Gershwin’s Rhapsody in Blue was commissioned by Whiteman, who had worked with the composer on previous occasions. Whiteman wanted a “concerto-like” piece for piano and orchestra to be played at the “experimental” concert. But there seemed to have been a misunderstanding. Legend has it that Gershwin realised that he was expected to write a concerto just five weeks before the concert. Not surprisingly, he started work immediately. It was unlike anything the 26-year-old composer had written before. Because Gershwin needed to travel to Boston for the opening of his latest musical, the main theme of Rhapsody in Blue was written on the train from New York.
I have Gershwin’s original manuscript on the screen in front of me. It was clearly written in haste – roughed out in pencil on regular 12-stave music paper. He used two staves for the “jazz band” and two more for the piano part. The band part is rather sketchy and there are numerous scribbled deletions. Gershwin didn’t have time to complete the piano part and while some bars are written in full, many others are empty. His ambitious plan for the concert was to play some of it from memory and improvise the rest.
George Gershwin (1898-1937): Rhapsody in Blue (original 1924 version). Michael Tilson Thomas (pno, cond.) members of the New World Symphony Orchestra. (Duration: 17:26; Audio only: 1080p)
Gershwin didn’t have orchestration experience and the task was given to Whiteman’s brilliant pianist and arranger Ferde Grofé. It must have been a challenge to work from Gershwin’s sketchy hand-written score and Grofé was clearly the unsung hero of the work. This performance is a revelation, because it uses Grofé’s original score for the Paul Whiteman’s Orchestra, which was technically a jazz band plus eight violins and a couple of French horns.
The opening notes are unmistakable: a low clarinet trill followed by the characteristic “slide” up the top note. In the original score, Gershwin wrote the trill and then a chromatic scale up to the top note. However, at the rehearsals, clarinetist Ross Gorman thought it would be fun to play the scale as a glissando. Gershwin loved the effect and asked Gorman to do the same at the concert, with as much of a “wail” as possible. It has remained in the score ever since. Listen out for the start of the lovely second main theme (at 10:57) and the gorgeous downward portamento in the melody. The work was an instant hit and brought tumultuous applause. By the end of 1927, Whiteman’s orchestra had performed Rhapsody in Blue over eighty times, and its recording had sold a million copies.

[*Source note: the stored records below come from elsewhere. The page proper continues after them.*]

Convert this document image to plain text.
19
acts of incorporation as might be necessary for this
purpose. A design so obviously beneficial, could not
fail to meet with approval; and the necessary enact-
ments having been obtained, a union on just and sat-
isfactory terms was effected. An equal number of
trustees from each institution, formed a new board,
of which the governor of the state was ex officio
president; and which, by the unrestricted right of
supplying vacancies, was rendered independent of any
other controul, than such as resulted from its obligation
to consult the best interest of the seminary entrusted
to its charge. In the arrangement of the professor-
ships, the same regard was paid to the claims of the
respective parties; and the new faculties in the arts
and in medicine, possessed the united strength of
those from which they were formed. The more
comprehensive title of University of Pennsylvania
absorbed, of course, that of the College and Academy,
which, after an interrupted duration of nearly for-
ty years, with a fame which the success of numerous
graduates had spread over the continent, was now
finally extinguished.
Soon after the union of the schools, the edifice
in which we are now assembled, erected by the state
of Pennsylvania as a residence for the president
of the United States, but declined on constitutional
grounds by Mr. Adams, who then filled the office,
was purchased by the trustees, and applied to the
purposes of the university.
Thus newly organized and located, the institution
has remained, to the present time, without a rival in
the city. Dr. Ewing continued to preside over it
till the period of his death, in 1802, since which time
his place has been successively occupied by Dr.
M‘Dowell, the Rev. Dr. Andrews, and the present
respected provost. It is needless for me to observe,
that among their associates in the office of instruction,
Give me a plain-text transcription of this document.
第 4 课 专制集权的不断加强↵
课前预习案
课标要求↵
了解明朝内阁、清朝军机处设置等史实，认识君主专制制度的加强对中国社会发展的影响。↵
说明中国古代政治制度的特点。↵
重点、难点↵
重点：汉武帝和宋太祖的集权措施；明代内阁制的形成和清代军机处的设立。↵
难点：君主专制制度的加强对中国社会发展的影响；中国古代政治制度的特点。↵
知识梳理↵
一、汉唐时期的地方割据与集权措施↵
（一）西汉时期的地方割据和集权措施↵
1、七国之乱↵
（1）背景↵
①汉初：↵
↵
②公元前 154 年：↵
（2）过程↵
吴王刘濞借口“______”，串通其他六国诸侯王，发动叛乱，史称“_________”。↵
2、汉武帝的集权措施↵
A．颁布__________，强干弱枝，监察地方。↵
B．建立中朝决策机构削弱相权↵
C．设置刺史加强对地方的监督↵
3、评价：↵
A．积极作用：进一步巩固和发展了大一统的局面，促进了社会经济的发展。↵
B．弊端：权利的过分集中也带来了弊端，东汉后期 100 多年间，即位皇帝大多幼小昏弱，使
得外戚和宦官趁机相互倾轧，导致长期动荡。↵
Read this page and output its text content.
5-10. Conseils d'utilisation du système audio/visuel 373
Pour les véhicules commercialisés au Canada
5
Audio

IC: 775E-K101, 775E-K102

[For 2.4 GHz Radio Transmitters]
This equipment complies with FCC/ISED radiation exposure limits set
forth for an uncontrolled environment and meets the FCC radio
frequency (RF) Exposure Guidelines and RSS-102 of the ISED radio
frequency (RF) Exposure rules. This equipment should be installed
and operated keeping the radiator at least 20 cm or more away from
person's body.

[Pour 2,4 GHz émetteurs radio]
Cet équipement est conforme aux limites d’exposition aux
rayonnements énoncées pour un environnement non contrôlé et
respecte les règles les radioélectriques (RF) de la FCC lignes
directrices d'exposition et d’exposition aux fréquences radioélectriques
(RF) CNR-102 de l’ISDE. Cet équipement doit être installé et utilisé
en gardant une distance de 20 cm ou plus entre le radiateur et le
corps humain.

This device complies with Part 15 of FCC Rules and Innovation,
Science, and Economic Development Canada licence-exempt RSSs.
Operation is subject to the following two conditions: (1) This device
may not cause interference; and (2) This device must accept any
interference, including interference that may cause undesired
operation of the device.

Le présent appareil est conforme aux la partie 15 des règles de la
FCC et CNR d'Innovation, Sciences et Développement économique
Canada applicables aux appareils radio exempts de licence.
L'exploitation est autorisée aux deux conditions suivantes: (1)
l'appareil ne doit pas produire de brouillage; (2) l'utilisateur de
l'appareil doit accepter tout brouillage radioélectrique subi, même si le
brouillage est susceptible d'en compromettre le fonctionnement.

Ferde Grofé made several arrangements of the piece but in 1942, he made his final arrangement of the iconic work: this time for piano and full symphony orchestra. It destined Rhapsody in Blue to become a modern classic and this is the version that is usually played today. It retains all the essential elements of the original, but the orchestration has been considerably refined and retains the saxophones from the earlier versions.
These fine Austrian musicians give a joyful performance and the phenomenal Yuja Wang brings touches of whimsy and playfulness to the music which I’ve not heard in other versions. But she brings out all the drama too, powerful percussive playing contrasting with gentle lyricism and fleeting moments of pure magic. The second main theme (at 10:24) is incredibly moving – rarely have I heard it played with such warmth and exquisite tenderness.